The great thing is that integrating these elements is actually the fastest, most effective ways to get better at a sport. So, win-win.

High altitude view, part 2: we're the serious side of FUN

A squash “rally” is the sequence of two players hitting a ball off the wall to each other until one player wins the point. Most people find that playing a squash rally produces focus, full engagement, and exhilaration (as you'll see!). There are various ways to emphasise this in class, and we use them all (task design, ball selection, etc.).

Now here’s one reason why fun is a serious thing: having fun keeps people in their fitness program. How many of us have resolved to start a new program, full of optimism, and then ended up quitting? (I’m raising my hand now.) Squash transforms exercise from A Chore into basically the most fun you’ve had all week.  So people stick with it, the results start happening, and then accumulating, and then pretty soon you can’t believe it when you look in the mirror, and it’s still the most fun you’ve had all week.  

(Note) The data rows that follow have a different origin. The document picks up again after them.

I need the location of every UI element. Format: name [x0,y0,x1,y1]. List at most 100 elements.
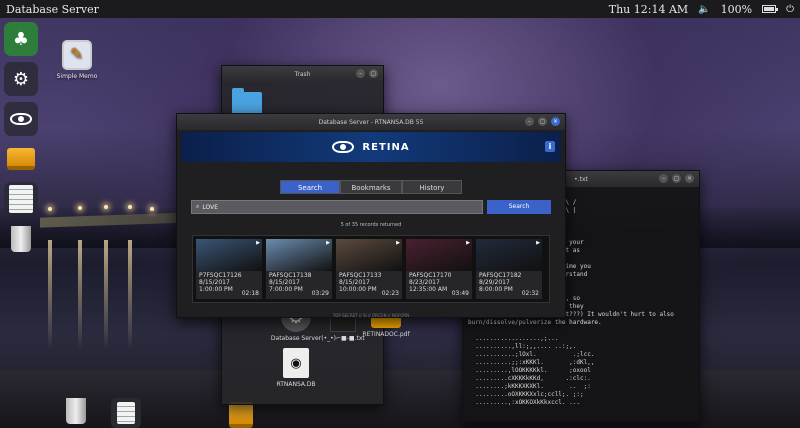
memo-bottom-icon[interactable] [111,398,141,428]
street-light [128,205,132,209]
retina-eye-icon [332,141,355,153]
close-button[interactable]: × [551,117,560,126]
top-panel: Database Server Thu 12:14 AM 🔈 100% ⏻ [0,0,800,18]
light-reflection [78,240,82,350]
result-card[interactable]: ▶ PAFSQC17138 8/15/2017 7:00:00 PM 03:29 [266,239,332,299]
text-line: ..........;;:xKKKl. ,:dKl,, [468,359,595,366]
result-duration: 02:23 [381,290,399,297]
tab-history[interactable]: History [402,180,462,194]
text-line: ..................,;... [468,335,566,342]
power-icon[interactable]: ⏻ [786,4,794,15]
trash-titlebar[interactable]: Trash – ◻ [222,66,383,82]
search-icon: ⌕ [196,203,200,210]
minimize-button[interactable]: – [659,174,668,183]
street-light [150,207,154,211]
trash-file-db[interactable]: ◉ RTNANSA.DB [266,348,326,388]
classification-footer: TOP SECRET // SI // ORCON // NOFORN [332,313,410,318]
settings-gear-icon[interactable]: ⚙ [4,62,38,96]
text-line: .........cXKKKkKKd, .:clc:. [468,375,591,382]
result-id: PAFSQC17182 [479,272,522,279]
video-thumbnail[interactable]: ▶ [196,239,262,271]
db-window-title: Database Server - RTNANSA.DB 55 [318,118,424,126]
battery-icon[interactable] [762,5,779,13]
drive-icon[interactable] [4,142,38,176]
folder-icon[interactable] [232,88,262,114]
video-thumbnail[interactable]: ▶ [406,239,472,271]
clock[interactable]: Thu 12:14 AM [609,3,688,16]
tab-bookmarks[interactable]: Bookmarks [340,180,402,194]
result-id: PAFSQC17138 [269,272,312,279]
result-card[interactable]: ▶ PAFSQC17182 8/29/2017 8:00:00 PM 02:32 [476,239,542,299]
database-server-window: Database Server - RTNANSA.DB 55 – ◻ × RE… [176,113,566,318]
solitaire-icon[interactable]: ♣ [4,22,38,56]
result-card[interactable]: ▶ P7FSQC17126 8/15/2017 1:00:00 PM 02:18 [196,239,262,299]
file-label: (•_•)⌐■-■.txt [321,335,365,342]
result-duration: 03:49 [451,290,469,297]
file-label: RTNANSA.DB [276,381,316,388]
result-id: P7FSQC17126 [199,272,242,279]
text-line: burn/dissolve/pulverize the hardware. [468,319,602,326]
close-button[interactable]: × [685,174,694,183]
search-input[interactable]: ⌕ LOVE [191,200,483,214]
video-icon: ▶ [326,240,330,246]
light-reflection [104,240,108,350]
battery-percent[interactable]: 100% [721,3,752,16]
text-viewer-title: •.txt [574,175,588,183]
maximize-button[interactable]: ◻ [672,174,681,183]
video-thumbnail[interactable]: ▶ [476,239,542,271]
retina-banner: RETINA i [181,132,561,162]
result-duration: 02:32 [521,290,539,297]
active-app-title[interactable]: Database Server [6,3,99,16]
maximize-button[interactable]: ◻ [538,117,547,126]
video-thumbnail[interactable]: ▶ [336,239,402,271]
result-date: 8/29/2017 [479,279,510,286]
minimize-button[interactable]: – [356,69,365,78]
search-row: ⌕ LOVE Search [191,200,551,214]
result-card[interactable]: ▶ PAFSQC17133 8/15/2017 10:00:00 PM 02:23 [336,239,402,299]
minimize-button[interactable]: – [525,117,534,126]
records-count: 5 of 35 records returned [340,222,402,228]
search-button[interactable]: Search [487,200,551,214]
text-line: .........,:xOKKOXkKkxccl. ... [468,399,580,406]
simple-memo-label: Simple Memo [56,73,98,80]
drive-bottom-icon[interactable] [229,402,253,428]
result-duration: 03:29 [311,290,329,297]
results-strip: ▶ P7FSQC17126 8/15/2017 1:00:00 PM 02:18 ▶ PAF… [192,235,550,303]
result-duration: 02:18 [241,290,259,297]
result-meta: PAFSQC17170 8/23/2017 12:35:00 AM 03:49 [406,271,472,299]
text-line: ........;kKKKXKXKl. .. ;: [468,383,591,390]
street-light [104,205,108,209]
tab-bar: Search Bookmarks History [177,180,565,194]
text-line: ...........;lOxl. .;lcc. [468,351,595,358]
dock: ♣ ⚙ [0,18,42,268]
text-line: .........,lOOKKKKkl. ;oxool [468,367,591,374]
result-card[interactable]: ▶ PAFSQC17170 8/23/2017 12:35:00 AM 03:49 [406,239,472,299]
trash-icon[interactable] [4,222,38,256]
info-button[interactable]: i [545,141,555,152]
trash-bin-icon[interactable] [66,398,86,424]
result-meta: PAFSQC17182 8/29/2017 8:00:00 PM 02:32 [476,271,542,299]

The specifics: balance and integration of fitness and skill objectives

Your 60 minutes of Intro class is divided into various parts. Sometimes we do the parts on the same court, and sometimes the courts are different “stations” with a theme; each court has 2-3 players and we rotate courts. For example, one court will be used for movement, balance, and agility (get ready for tired glutes), another court for the traditional technical skills of your forehand and backhand, and a third court on game tactics and strategy. Of course all of these overlap tremendously, and indeed they are all integrated into gameplay at the end of each class (and indeed this integration is actually the entire session in the MatchPlay classes). And whatever the skill being taught, the overall focus is always on the functional fitness of body and mind moving through space to create geometry for a small black ball.

So that’s a little about what a class is like. See you on court!